Rijkswaterstaat heeft bij een Europese openbare aanbesteding ten behoeve van een project voor vergunningverlening de inschrijving van inschrijver Kristal ongeldig verklaard en Kristal uitgesloten. Dit omdat het inschrijfbedrag aanzienlijk hoger is dan zij redelijkerwijs mocht verwachten, aldus Rijkswaterstaat. Volgens Rijkswaterstaat zou de door Kristal ingediende inschrijvingssom ‘onaanvaardbaar hoog’ zijn. Voor inschrijvers was niet bekend dat er sprake was van een budget voor de opdracht en ook niet dat overschrijding hiervan uitsluiting zou volgen. Kristal kwam op tegen de beslissing tot uitsluiting van haar inschrijving en stelde zich op het standpunt dat de beslissing zou zijn gebaseerd op een op voorhand niet bekend prijscriterium, waarmee Rijkswaterstaat zou zijn afgeweken van de vooraf bekendgemaakte gunningssystematiek.

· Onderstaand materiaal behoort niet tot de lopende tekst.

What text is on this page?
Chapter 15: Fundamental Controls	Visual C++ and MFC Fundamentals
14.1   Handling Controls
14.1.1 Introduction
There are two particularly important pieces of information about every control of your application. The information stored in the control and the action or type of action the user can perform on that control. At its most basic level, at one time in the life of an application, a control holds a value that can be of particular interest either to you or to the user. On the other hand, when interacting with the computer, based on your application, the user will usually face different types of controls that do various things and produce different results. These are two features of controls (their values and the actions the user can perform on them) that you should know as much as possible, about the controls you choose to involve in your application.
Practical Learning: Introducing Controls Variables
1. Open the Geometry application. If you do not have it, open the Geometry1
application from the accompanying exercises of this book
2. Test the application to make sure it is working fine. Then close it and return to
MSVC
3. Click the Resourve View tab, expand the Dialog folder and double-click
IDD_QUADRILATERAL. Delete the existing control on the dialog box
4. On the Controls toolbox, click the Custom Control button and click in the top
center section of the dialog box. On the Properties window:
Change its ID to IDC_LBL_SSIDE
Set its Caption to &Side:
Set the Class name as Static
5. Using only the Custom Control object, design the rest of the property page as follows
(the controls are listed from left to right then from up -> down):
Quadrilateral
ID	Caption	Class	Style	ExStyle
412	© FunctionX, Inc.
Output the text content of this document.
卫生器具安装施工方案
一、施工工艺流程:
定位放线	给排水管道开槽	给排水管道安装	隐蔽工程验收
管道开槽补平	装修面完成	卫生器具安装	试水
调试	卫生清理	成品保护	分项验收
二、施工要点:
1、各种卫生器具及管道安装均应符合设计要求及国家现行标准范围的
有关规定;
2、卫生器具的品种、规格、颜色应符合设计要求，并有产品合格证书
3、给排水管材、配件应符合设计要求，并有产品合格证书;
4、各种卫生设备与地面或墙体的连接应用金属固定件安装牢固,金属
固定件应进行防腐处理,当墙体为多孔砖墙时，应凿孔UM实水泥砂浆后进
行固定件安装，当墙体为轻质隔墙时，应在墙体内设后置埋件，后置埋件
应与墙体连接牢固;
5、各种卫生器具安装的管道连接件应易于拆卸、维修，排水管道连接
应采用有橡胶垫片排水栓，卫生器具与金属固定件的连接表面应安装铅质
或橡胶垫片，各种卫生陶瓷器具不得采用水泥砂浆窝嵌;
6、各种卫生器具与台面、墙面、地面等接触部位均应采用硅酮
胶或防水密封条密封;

Strijd met de vooraf bekend gemaakte gunningssystematiek
Voor inschrijvers bestond geen enkele aanwijzing dat zij met een budget rekening moesten houden. Door vervolgens bij overschrijding van het beschikbare budget tot uitsluiting over te gaan, heeft Rijkswaterstaat op die manier Kristal verrast met een nieuw knock-outcriterium. Deze handelwijze is niet alleen in strijd met de vooraf in de aanbestedingsstukken bekendgemaakte gunningssystematiek, maar ook met de aanbestedingsrechtelijke beginselen, aldus de voorzieningenrechter. Aan dit oordeel draagt bij dat RWS ter zitting heeft bevestigd dat niet kan worden uitgesloten dat wanneer (conform de gunningssystematiek) de kwaliteitsscore zou zijn berekend, de (fictieve) inschrijvingssom van Kristal lager was uitgevallen.
Opvallend is dat de rechtbank Oost-Brabant in een vergelijkbare situatie nog tot het oordeel kwam dat een aanbestedende dienst wél tot uitsluiting mocht overgaan van een inschrijving die het begrote bedrag (ruim) overschreed. In dat geval gaf een door de gemeenteraad vastgestelde begroting de doorslag, ook al was die begroting geen onderdeel van de aanbestedingstukken. Dat de voorzieningenrechter toeliet dat werd uitgesloten op basis van een eis (conformiteit met de gemeentebegroting) die geen onderdeel uitmaakte van de aanbestedingsstukken, is vanuit het transparantiebeginsel bezien zeer dubieus. Dat beginsel vereist immers dat alle voorwaarden van de aanbesteding vooraf duidelijk bekend worden gemaakt.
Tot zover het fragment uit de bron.